# Programación Didáctica



## NavyBlue

How can I translate _*Programación Didáctica*_ into English?

It consists of a programme including:
Objectives of the subject
Contents
Methodology
Assessment
Attention to diversity
Cross-curricular contents
Complementary and out-of-school activities
And an outline of all the Didactic Units of a single academic year.

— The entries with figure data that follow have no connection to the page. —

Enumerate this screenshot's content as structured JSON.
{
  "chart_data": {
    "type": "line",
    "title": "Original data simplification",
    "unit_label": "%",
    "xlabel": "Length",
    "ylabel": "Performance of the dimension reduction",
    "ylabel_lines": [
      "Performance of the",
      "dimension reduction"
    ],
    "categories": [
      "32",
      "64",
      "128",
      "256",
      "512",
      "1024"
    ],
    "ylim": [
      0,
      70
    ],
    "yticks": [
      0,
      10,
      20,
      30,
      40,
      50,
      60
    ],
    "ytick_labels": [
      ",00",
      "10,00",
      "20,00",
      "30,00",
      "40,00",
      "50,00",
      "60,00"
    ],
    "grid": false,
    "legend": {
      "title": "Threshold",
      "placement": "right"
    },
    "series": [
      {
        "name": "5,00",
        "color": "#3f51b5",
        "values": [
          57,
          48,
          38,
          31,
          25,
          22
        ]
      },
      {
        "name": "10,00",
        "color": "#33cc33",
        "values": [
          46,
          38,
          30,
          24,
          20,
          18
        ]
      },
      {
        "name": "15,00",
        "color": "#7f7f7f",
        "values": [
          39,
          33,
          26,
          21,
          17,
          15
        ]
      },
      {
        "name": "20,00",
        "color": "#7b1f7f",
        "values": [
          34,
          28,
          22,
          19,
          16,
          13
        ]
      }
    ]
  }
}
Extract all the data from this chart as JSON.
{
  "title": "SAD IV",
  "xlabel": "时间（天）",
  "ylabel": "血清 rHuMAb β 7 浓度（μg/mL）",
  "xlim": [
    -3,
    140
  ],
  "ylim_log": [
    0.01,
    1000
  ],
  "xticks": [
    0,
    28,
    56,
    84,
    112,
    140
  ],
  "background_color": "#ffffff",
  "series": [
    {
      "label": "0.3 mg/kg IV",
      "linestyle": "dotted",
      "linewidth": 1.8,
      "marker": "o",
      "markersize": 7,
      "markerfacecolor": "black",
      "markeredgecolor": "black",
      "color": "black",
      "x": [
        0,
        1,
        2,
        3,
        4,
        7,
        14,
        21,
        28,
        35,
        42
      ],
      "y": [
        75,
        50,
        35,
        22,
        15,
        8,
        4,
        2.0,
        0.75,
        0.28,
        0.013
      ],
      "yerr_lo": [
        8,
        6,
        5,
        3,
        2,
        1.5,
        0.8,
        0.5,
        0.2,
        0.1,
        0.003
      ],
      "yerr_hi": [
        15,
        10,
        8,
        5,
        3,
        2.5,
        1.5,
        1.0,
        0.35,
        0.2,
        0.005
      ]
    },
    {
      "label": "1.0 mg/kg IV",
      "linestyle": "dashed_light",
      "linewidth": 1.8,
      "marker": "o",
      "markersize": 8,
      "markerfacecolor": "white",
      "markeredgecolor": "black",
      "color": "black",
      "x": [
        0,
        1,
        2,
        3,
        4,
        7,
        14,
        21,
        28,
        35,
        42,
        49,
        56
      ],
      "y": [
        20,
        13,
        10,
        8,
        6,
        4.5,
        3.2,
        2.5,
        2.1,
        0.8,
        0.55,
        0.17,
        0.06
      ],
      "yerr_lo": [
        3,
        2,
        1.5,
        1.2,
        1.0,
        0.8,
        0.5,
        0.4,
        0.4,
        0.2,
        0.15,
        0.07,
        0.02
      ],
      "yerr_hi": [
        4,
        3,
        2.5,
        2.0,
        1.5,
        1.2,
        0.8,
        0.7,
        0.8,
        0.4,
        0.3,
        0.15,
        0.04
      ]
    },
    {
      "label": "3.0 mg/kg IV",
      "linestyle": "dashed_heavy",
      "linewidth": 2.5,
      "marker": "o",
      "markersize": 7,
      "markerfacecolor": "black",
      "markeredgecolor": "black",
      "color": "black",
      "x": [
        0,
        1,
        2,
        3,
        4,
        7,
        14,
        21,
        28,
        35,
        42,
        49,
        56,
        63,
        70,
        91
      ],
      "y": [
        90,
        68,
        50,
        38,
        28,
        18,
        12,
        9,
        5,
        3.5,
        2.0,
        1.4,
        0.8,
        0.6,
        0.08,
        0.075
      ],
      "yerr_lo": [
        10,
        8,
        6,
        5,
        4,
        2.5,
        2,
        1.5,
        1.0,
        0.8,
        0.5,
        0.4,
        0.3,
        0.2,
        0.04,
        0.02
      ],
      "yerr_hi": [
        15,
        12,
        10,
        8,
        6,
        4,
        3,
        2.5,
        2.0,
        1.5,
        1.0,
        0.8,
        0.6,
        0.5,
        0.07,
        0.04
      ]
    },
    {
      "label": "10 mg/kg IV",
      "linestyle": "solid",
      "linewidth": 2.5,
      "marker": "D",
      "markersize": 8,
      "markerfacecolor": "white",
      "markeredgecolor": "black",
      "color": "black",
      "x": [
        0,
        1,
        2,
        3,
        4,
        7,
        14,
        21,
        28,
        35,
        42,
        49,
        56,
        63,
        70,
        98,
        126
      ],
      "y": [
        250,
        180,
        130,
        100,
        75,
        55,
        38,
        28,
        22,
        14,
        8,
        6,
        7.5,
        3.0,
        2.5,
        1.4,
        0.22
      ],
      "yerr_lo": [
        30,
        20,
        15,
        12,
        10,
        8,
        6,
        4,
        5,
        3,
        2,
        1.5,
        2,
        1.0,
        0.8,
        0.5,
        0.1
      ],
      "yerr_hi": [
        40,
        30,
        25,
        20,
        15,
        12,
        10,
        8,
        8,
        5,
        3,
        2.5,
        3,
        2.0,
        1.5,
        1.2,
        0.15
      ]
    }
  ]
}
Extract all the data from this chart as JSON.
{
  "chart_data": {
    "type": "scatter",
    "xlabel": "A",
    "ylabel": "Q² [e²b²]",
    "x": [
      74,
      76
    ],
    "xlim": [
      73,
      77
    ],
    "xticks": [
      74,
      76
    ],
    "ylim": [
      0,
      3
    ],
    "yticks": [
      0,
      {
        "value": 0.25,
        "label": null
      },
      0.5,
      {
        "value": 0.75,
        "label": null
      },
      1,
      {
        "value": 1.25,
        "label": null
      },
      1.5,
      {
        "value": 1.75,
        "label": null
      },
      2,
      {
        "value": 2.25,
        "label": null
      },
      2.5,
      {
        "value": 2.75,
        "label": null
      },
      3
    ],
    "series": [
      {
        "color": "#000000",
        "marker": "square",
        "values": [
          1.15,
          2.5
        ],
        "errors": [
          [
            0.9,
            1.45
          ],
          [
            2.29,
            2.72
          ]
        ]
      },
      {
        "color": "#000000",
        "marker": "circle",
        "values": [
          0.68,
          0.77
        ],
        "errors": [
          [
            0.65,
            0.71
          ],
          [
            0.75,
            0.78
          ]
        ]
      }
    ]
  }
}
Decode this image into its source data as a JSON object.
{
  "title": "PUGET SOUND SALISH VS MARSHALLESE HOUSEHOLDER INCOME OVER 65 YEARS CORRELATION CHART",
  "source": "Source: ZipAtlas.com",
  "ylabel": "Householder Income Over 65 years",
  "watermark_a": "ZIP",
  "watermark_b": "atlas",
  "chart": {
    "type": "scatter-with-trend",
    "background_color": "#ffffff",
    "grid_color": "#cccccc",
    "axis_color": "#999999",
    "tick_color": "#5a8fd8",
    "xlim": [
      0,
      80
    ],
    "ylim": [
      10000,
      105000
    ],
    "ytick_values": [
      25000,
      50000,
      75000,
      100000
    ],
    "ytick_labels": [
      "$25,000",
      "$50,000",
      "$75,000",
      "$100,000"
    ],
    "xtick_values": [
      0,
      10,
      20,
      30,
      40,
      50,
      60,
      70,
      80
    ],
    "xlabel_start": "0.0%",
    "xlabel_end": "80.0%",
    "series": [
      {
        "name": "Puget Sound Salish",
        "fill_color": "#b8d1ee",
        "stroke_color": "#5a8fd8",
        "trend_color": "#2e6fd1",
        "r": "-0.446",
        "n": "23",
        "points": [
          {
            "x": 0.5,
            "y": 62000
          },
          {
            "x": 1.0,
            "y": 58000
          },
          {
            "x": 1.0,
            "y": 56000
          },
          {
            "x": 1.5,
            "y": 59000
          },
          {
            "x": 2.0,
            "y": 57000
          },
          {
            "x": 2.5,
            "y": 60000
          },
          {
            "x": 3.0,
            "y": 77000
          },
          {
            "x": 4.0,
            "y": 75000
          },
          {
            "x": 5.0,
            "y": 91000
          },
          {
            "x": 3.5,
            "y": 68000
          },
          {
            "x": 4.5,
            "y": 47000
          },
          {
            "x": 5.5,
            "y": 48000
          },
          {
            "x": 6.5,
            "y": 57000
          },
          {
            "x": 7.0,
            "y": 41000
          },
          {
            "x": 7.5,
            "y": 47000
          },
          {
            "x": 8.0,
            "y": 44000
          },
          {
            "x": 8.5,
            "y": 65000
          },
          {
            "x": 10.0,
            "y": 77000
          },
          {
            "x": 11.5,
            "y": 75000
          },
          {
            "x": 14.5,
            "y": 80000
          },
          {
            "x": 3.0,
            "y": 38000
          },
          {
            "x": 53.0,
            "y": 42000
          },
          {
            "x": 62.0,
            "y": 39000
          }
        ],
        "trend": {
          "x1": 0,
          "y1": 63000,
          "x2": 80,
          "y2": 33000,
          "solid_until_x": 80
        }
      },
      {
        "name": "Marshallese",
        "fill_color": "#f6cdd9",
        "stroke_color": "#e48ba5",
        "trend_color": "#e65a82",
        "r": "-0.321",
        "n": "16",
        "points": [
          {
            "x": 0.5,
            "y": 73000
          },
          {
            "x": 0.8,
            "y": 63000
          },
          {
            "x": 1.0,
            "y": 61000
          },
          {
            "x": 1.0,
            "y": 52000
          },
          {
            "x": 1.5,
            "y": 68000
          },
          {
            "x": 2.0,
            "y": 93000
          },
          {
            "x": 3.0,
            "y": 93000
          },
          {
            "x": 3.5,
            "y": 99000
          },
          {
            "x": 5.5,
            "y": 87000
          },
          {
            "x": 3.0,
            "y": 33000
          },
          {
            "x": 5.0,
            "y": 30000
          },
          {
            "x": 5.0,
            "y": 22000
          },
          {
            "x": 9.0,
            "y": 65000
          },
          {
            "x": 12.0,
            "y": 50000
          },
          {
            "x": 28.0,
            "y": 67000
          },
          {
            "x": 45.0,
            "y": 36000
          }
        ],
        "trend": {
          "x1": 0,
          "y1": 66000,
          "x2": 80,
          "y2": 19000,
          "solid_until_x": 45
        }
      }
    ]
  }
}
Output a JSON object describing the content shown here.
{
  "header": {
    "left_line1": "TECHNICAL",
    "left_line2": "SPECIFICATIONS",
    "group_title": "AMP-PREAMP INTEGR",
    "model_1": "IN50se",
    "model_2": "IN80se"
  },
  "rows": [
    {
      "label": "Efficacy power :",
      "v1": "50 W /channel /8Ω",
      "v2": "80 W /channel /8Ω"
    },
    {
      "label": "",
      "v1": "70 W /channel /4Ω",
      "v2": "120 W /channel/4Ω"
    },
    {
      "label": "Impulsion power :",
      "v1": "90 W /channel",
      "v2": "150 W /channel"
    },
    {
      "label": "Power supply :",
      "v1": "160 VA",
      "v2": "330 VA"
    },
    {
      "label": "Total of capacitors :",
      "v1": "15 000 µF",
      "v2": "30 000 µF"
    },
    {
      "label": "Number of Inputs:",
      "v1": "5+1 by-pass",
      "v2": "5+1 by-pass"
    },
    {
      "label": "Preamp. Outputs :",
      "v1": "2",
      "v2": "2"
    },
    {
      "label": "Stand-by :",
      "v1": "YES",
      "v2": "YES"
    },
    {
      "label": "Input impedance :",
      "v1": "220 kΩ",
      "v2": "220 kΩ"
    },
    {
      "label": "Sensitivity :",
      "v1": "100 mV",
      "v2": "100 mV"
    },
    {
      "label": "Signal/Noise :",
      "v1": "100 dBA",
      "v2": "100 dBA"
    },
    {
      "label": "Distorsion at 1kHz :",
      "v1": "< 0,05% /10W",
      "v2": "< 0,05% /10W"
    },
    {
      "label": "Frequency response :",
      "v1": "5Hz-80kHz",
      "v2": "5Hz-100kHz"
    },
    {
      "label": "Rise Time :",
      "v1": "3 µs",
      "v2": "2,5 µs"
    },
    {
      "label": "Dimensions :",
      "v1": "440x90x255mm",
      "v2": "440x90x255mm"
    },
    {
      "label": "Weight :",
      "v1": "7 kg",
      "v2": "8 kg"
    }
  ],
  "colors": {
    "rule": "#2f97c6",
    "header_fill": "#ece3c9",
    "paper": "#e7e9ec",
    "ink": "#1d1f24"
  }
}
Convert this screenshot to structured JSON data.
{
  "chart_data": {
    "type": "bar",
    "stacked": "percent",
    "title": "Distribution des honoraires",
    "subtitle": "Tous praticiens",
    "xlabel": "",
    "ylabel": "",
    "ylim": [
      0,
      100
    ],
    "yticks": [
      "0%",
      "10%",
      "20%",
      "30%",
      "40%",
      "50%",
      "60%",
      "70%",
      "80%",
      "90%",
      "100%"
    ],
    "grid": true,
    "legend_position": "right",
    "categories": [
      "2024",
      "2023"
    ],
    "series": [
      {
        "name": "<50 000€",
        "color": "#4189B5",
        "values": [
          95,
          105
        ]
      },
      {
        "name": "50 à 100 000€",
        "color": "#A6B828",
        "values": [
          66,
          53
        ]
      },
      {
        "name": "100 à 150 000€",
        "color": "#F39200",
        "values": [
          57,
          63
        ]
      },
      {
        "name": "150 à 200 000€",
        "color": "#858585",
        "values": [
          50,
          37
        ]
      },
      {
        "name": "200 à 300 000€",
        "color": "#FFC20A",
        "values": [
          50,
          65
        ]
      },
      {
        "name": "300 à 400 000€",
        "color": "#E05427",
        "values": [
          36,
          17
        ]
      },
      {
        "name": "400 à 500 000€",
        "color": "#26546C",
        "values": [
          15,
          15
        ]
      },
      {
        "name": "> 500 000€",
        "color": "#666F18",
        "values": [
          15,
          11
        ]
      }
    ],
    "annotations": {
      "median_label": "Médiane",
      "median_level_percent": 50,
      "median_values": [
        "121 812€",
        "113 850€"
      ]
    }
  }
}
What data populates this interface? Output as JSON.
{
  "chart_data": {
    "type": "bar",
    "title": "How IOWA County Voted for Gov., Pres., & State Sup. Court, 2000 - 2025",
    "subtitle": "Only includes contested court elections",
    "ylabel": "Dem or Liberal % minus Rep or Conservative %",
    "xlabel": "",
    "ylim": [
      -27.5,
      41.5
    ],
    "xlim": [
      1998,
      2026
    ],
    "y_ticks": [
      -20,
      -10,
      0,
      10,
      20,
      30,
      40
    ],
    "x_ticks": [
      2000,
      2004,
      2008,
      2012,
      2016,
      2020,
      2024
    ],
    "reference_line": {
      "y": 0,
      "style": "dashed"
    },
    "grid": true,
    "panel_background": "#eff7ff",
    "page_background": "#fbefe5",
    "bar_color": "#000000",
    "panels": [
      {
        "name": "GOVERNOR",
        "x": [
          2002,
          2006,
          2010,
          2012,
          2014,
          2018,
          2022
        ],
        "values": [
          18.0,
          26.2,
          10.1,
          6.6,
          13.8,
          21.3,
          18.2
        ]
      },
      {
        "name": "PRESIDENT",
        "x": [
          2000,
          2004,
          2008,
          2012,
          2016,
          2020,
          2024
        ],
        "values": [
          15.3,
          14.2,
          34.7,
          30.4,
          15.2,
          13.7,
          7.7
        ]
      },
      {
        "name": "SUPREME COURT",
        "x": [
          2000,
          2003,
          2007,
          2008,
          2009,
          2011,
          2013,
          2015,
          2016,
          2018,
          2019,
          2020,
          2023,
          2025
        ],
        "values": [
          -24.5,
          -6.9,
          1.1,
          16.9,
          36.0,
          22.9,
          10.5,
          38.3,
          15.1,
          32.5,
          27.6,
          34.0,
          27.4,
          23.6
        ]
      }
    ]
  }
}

I was thinking of _Classroom Programme_.

Many thanks for your kind help.


----------



## Benzene

Hi NavyBlue!

You can easily translate "*Programación Didáctica*" with "*Didactics Planning*".   

Bye,

Benzene


----------



## NavyBlue

Grazie tante.

I thought I'd never got an answer!!!

I need it for a very important exam.


----------



## cuatroojos

Hi,

I don't know if you still need this, but in the US they call it a syllabus (that's the course plan that includes everything you listed).

Regards


----------



## NavyBlue

Thanks a lot. 

That was my first choice but I wasn't sure it would refer to all the concepts I listed.

I think I'll change it!

On the other hand, I didn't like "classroom programme" very much. I was even thinking of "class programme".


----------



## cuatroojos

Hi, 

I did a quick search, and "class programme" doesn't seem to work, but "course programme" does.

Regards


----------



## NavyBlue

Thanks again. That was very kind of you.

You know, I need it for a very important exam for a post as a teacher. That's why I'm so choosy.


----------



## cuatroojos

You're very welcome. And tons of luck!!


----------



## stretch

Benzene said:


> Hi NavyBlue!
> 
> You can easily translate "*Programación Didáctica*" with "*Didactics Planning*".
> 
> Bye,
> 
> Benzene


 
Perhaps "easily" but not "accurately."


----------



## NavyBlue

I think I'll use _*syllabus*_ to be on the safe side.

Thanks a lot for your help!


----------